Um exemplo ilustrativo do que estamos falando são os plásticos. A partir do início do século XX, cada vez mais tipos desses materiais orgânicos poliméricos sintéticos (feito a partir de petróleo e diversos outros compostos) foram criados pelo homem. Devido a sua versatilidade e facilidade de produção, esse tipo de material é utilizado com os mais diversos fins, e você com certeza utiliza ele diariamente, seja em seus aparelhos eletrônicos, automóveis, alimentos, utensílios domésticos, embalagens em geral, sapatos, material escolar… A lista é longa. E é justamente no excesso de seu uso, na maioria das vezes de maneira descartável, que reside o problema que tem sido chamado de “A Nova Primavera Silenciosa” (para saber mais sobre a “Primavera Silenciosa”, leia nosso Ciência em Foco sobre o assunto aqui).
Plástico à vista
De tão familiar no nosso cotidiano, plásticos muitas vezes podem parecer inofensivos. Porém, do ponto de vista científico, já é reconhecido que o uso excessivo e descarte desorganizado desse material é uma ameaça em nível global. Os plásticos correspondem à 75% de toda poluição dos oceanos, e estima-se que entre 3,8 e 12,7 milhões de toneladas desse material sejam descartadas por ano no mundo (23kg por minuto)! Isso representa mais de 50 navios transatlânticos de plástico todos os anos. Problema que fica ainda maior, pois esse material se acumula nos ecossistemas marinhos, uma vez que leva muito tempo para se degradar ali: 300 anos para se decompor 1mm de plástico!

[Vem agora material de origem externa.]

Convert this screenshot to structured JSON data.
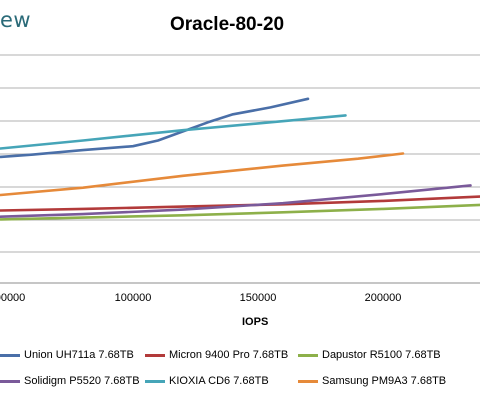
{
  "brand": "ew",
  "chart_data": {
    "type": "line",
    "title": "Oracle-80-20",
    "xlabel": "IOPS",
    "ylabel": "",
    "x_ticks": [
      "100000",
      "150000",
      "200000"
    ],
    "x_tick_values": [
      100000,
      150000,
      200000
    ],
    "x_tick_first_partial": "00000",
    "xlim": [
      47000,
      240000
    ],
    "grid": "horizontal",
    "legend_position": "bottom",
    "series": [
      {
        "name": "Union UH711a 7.68TB",
        "color": "#4a6fa8",
        "points": [
          [
            47000,
            0.553
          ],
          [
            60000,
            0.563
          ],
          [
            80000,
            0.583
          ],
          [
            100000,
            0.6
          ],
          [
            110000,
            0.625
          ],
          [
            120000,
            0.665
          ],
          [
            130000,
            0.705
          ],
          [
            140000,
            0.74
          ],
          [
            155000,
            0.77
          ],
          [
            170000,
            0.808
          ]
        ]
      },
      {
        "name": "Micron 9400 Pro 7.68TB",
        "color": "#b23a3a",
        "points": [
          [
            47000,
            0.318
          ],
          [
            80000,
            0.325
          ],
          [
            120000,
            0.335
          ],
          [
            160000,
            0.345
          ],
          [
            200000,
            0.36
          ],
          [
            240000,
            0.38
          ]
        ]
      },
      {
        "name": "Dapustor R5100 7.68TB",
        "color": "#8db04a",
        "points": [
          [
            47000,
            0.279
          ],
          [
            80000,
            0.287
          ],
          [
            120000,
            0.297
          ],
          [
            160000,
            0.31
          ],
          [
            200000,
            0.325
          ],
          [
            240000,
            0.343
          ]
        ]
      },
      {
        "name": "Solidigm P5520 7.68TB",
        "color": "#7a5a9a",
        "points": [
          [
            47000,
            0.291
          ],
          [
            80000,
            0.302
          ],
          [
            120000,
            0.322
          ],
          [
            160000,
            0.35
          ],
          [
            200000,
            0.39
          ],
          [
            235000,
            0.428
          ]
        ]
      },
      {
        "name": "KIOXIA CD6 7.68TB",
        "color": "#46a5b8",
        "points": [
          [
            47000,
            0.59
          ],
          [
            80000,
            0.625
          ],
          [
            120000,
            0.67
          ],
          [
            150000,
            0.7
          ],
          [
            185000,
            0.735
          ]
        ]
      },
      {
        "name": "Samsung PM9A3 7.68TB",
        "color": "#e68a3a",
        "points": [
          [
            47000,
            0.386
          ],
          [
            80000,
            0.418
          ],
          [
            120000,
            0.47
          ],
          [
            160000,
            0.515
          ],
          [
            190000,
            0.545
          ],
          [
            208000,
            0.568
          ]
        ]
      }
    ]
  }
}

Uma vez na natureza, os plásticos impactam diretamente e negativamente centenas de espécies de organismos marinhos. Peixes, tartarugas e aves marinhas, por exemplo, ingerem plástico (seus resíduos são tóxicos e podem entupir o trato digestivo) e também se emaranham neles (ao se enroscarem, sufocam por estrangulamento e têm a movimentação atrapalhada). Porém, diversos outros organismos marinhos menos familiares ao nosso dia a dia, mas que compõem os ecossistemas e apresentam interações biológicas que regulam seu funcionamento, também são atingidos. Os plásticos, na verdade, afetam individualmente os seres vivos em vários níveis, alterando seu funcionamento genético, vias metabólicas e processos fisiológicos, o que interfere na reprodução e desenvolvimento, podendo levar à morte. Dessa forma, ocorrem efeitos também no nível das populações das espécies bem como estrutura das comunidades.
Mas esses efeitos negativos atingem apenas organismos das regiões de descarte do plástico? Não. Esses elementos, uma vez despejados nos oceanos, são transportados por correntes marítimas e outros fenômenos hidrológicos para toda parte: praias, estuários, baías, mar aberto e até mesmo oceano profundo (3500 km). É como o gás carbônico (CO2) ou outros gases estufa que se espalham por toda atmosfera terrestre: plásticos descartados no mar não têm fronteiras. Um exemplo marcante e bastante conhecido é o da Ilha Henderson (Figura 1), uma ilha isolada no meio do Oceano Pacífico na qual detritos de plásticos estão se acumulando cada vez mais, em toneladas. Exemplo de que mesmo regiões longínquas, distantes de grandes populações de seres humanos, não estão protegidas de nossos impactos ao ambiente.
Pequenos plásticos e grandes problemas
Estamos falando de plástico e nos vêm à cabeça sacolas, garrafas e embalagens, mas o problema é mais profundo. Além dos detritos visíveis de plástico e suas consequências já citadas, há também o problema dos microplásticos: pequenas partículas resultantes da degradação (quebra física) de pedaços maiores de plástico (como tampinhas, garrafas e sacolas) por ação mecânica (Figura 2). Devido ao tamanho diminuto desses polímeros, eles são ingeridos ou aspirados tanto por animais pequenos, como os que se encontram no plâncton, quanto por animais maiores, como peixes e mamíferos, o que gera consequências negativas cada vez mais impactantes ao longo dos níveis tróficos das redes alimentares marinhas (para saber mais sobre “Bioacumulação”, confira outro Ciência em Foco sobre o assunto aqui).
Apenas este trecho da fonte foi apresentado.